O uso de GLP-1 no Brasil começa a redesenhar hábitos alimentares. A Perdigão incorporou IA para identificar sinais de uso desses medicamentos a partir de fotos de geladeiras enviadas por consumidores. A análise ocorre com o modelo Gemini 2.5 Flash, do Google Cloud.

A ferramenta integra a leitura de imagens recebidas pelo WhatsApp e pode detectar itens como canetas injetáveis associadas ao GLP-1. A função faz parte da plataforma Leitura da Geladeira, que sugere receitas com base nos ingredientes disponíveis.

Além disso, a IA considera o contexto de saúde e bem-estar, priorizando refeições equilibradas com mais proteína. O objetivo é orientar escolhas nutricionais mantendo o consumidor no centro do planejamento de refeições, com sugestões personalizadas.

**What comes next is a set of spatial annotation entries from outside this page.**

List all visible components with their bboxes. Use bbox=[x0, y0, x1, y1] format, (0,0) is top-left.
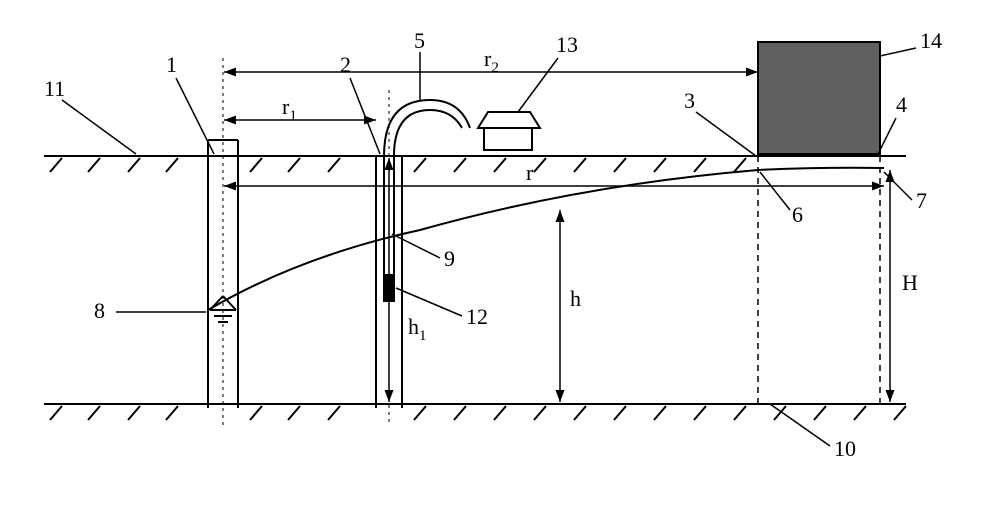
building-structure bbox=[758, 42, 880, 154]
callout-1: 1 bbox=[166, 52, 177, 77]
pump-device bbox=[478, 112, 540, 150]
ground-hatch-lower bbox=[50, 406, 906, 420]
callout-6: 6 bbox=[792, 202, 803, 227]
callout-11: 11 bbox=[44, 76, 65, 101]
callout-14: 14 bbox=[920, 28, 942, 53]
drawdown-curve bbox=[208, 168, 884, 310]
callout-8: 8 bbox=[94, 298, 105, 323]
callout-5: 5 bbox=[414, 28, 425, 53]
h1-label: h1 bbox=[408, 314, 427, 344]
callout-3: 3 bbox=[684, 88, 695, 113]
callout-12: 12 bbox=[466, 304, 488, 329]
engineering-diagram: r2 r1 r h h1 H bbox=[0, 0, 1000, 523]
extraction-pipe bbox=[384, 100, 470, 156]
callout-2: 2 bbox=[340, 52, 351, 77]
callout-7: 7 bbox=[916, 188, 927, 213]
callout-9: 9 bbox=[444, 246, 455, 271]
callout-4: 4 bbox=[896, 92, 907, 117]
callout-13: 13 bbox=[556, 32, 578, 57]
callout-10: 10 bbox=[834, 436, 856, 461]
ground-hatch-upper bbox=[50, 158, 746, 172]
r-label: r bbox=[526, 160, 534, 185]
H-label: H bbox=[902, 270, 918, 295]
h-label: h bbox=[570, 286, 581, 311]
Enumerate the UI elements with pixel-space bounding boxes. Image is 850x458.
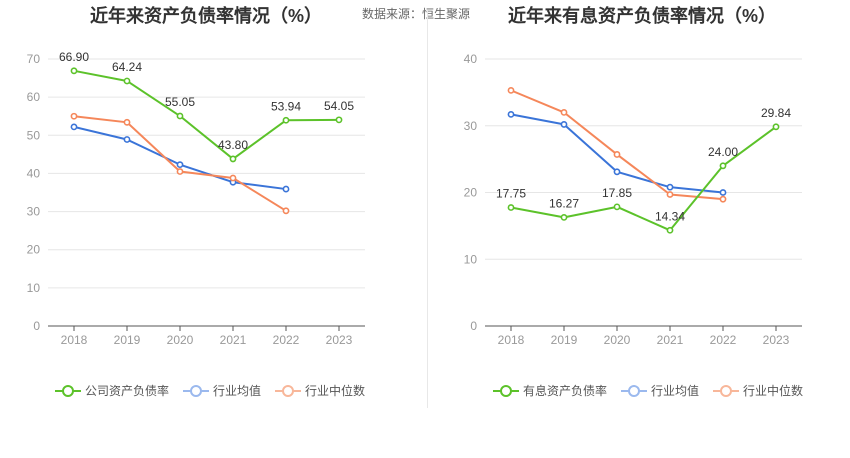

IA cruza alimentação com uso de GLP-1

A atualização ocorre em meio ao crescimento do mercado de GLP-1, que movimentou cerca de R$ 10 bilhões no Brasil em 2025 e pode chegar a R$ 50 bilhões até 2030, segundo projeções do Itaú BBA. Os dados coletados são anonimizados e seguem a LGPD.

A Perdigão afirma que cerca de 14 mil imagens já foram coletadas desde o lançamento, mantendo o foco em privacidade e proteção de dados. Luiz Franco, diretor de Marketing e Inovação da MBRF, afirma que a empresa vê transformação como oportunidade.

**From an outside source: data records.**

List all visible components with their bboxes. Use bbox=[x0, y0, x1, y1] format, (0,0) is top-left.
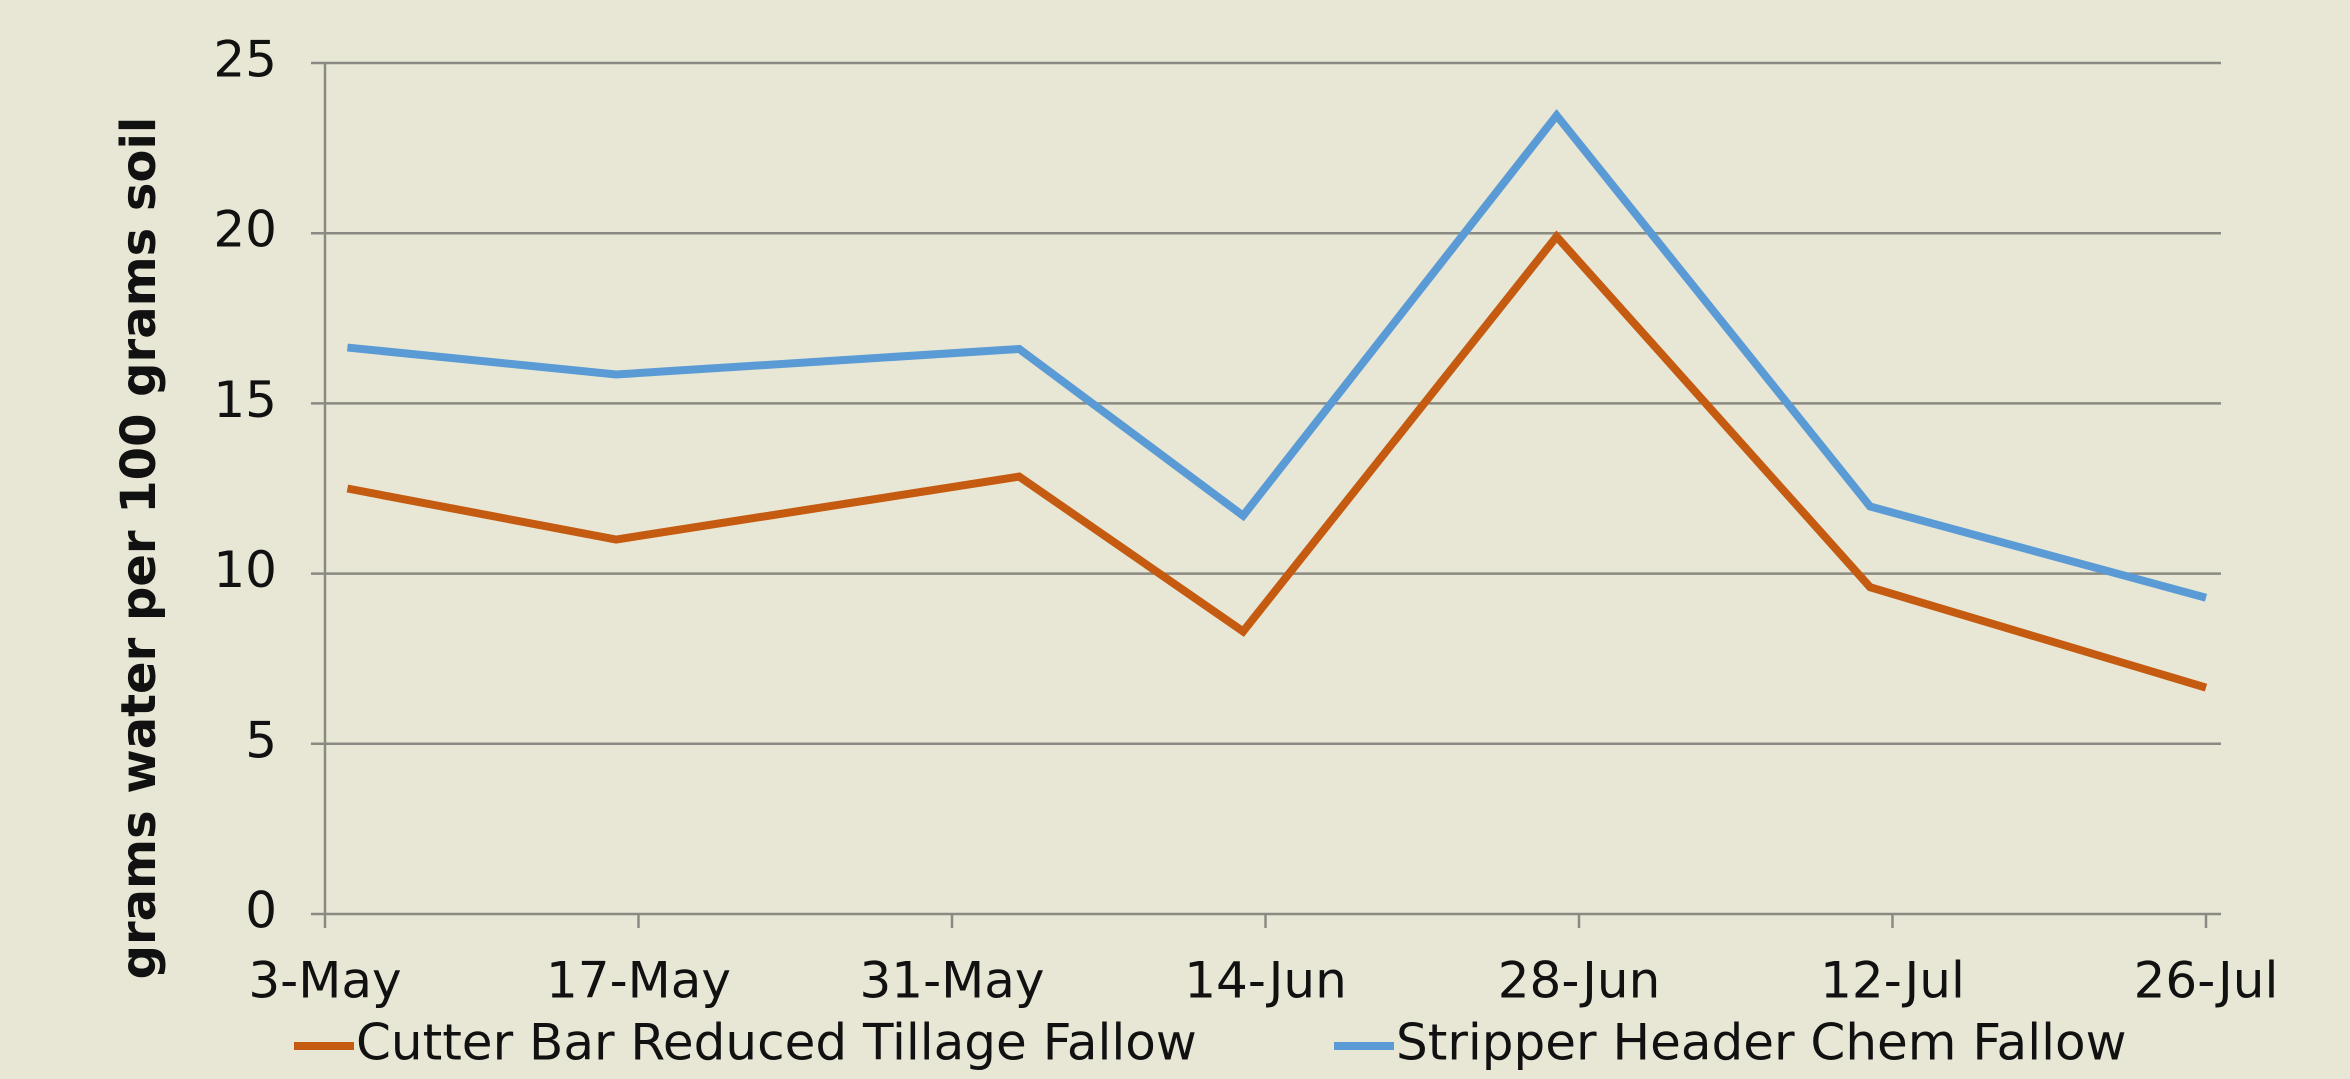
y-tick-label: 15 bbox=[213, 371, 277, 429]
x-tick-label: 26-Jul bbox=[2134, 952, 2279, 1010]
y-tick-label: 0 bbox=[245, 882, 277, 940]
line-series bbox=[346, 108, 2208, 602]
y-tick-label: 10 bbox=[213, 541, 277, 599]
line-series bbox=[346, 230, 2208, 692]
x-tick-label: 3-May bbox=[248, 952, 401, 1010]
y-axis-title: grams water per 100 grams soil bbox=[111, 117, 167, 980]
x-tick-label: 28-Jun bbox=[1498, 952, 1661, 1010]
y-tick-label: 5 bbox=[245, 711, 277, 769]
x-tick-label: 14-Jun bbox=[1184, 952, 1347, 1010]
x-tick-label: 12-Jul bbox=[1820, 952, 1965, 1010]
x-tick-label: 31-May bbox=[859, 952, 1044, 1010]
legend-label: Stripper Header Chem Fallow bbox=[1396, 1014, 2126, 1072]
x-tick-label: 17-May bbox=[546, 952, 731, 1010]
legend-label: Cutter Bar Reduced Tillage Fallow bbox=[356, 1014, 1197, 1072]
y-tick-label: 20 bbox=[213, 201, 277, 259]
y-tick-label: 25 bbox=[213, 31, 277, 89]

Mudanças no consumo e no portfólio

Especialistas apontam que usuários de GLP-1 reduzem calorias e sobem proteína na alimentação, impactando o setor. A KPMG aponta redução de gastos com alimentação e menor ingestão calórica entre usuários, com reflexos amplos para a indústria.

A Perdigão ampliou a linha Meu Menu, com refeições prontas contendo 42 g de proteína por porção, destacando o foco em proteína e praticidade. A consultoria L.E.K. indica demanda maior por alimentos proteicos e nutrição funcional.

Perspectivas para o setor e posicionamento

O mercado prevê expansão de marcas com foco em bem-estar e alimentação proteica. Ambev, M. Dias Branco e Camil aparecem entre as empresas com maior exposição a esse cenário, enquanto a Perdigão busca se posicionar como parte da transformação.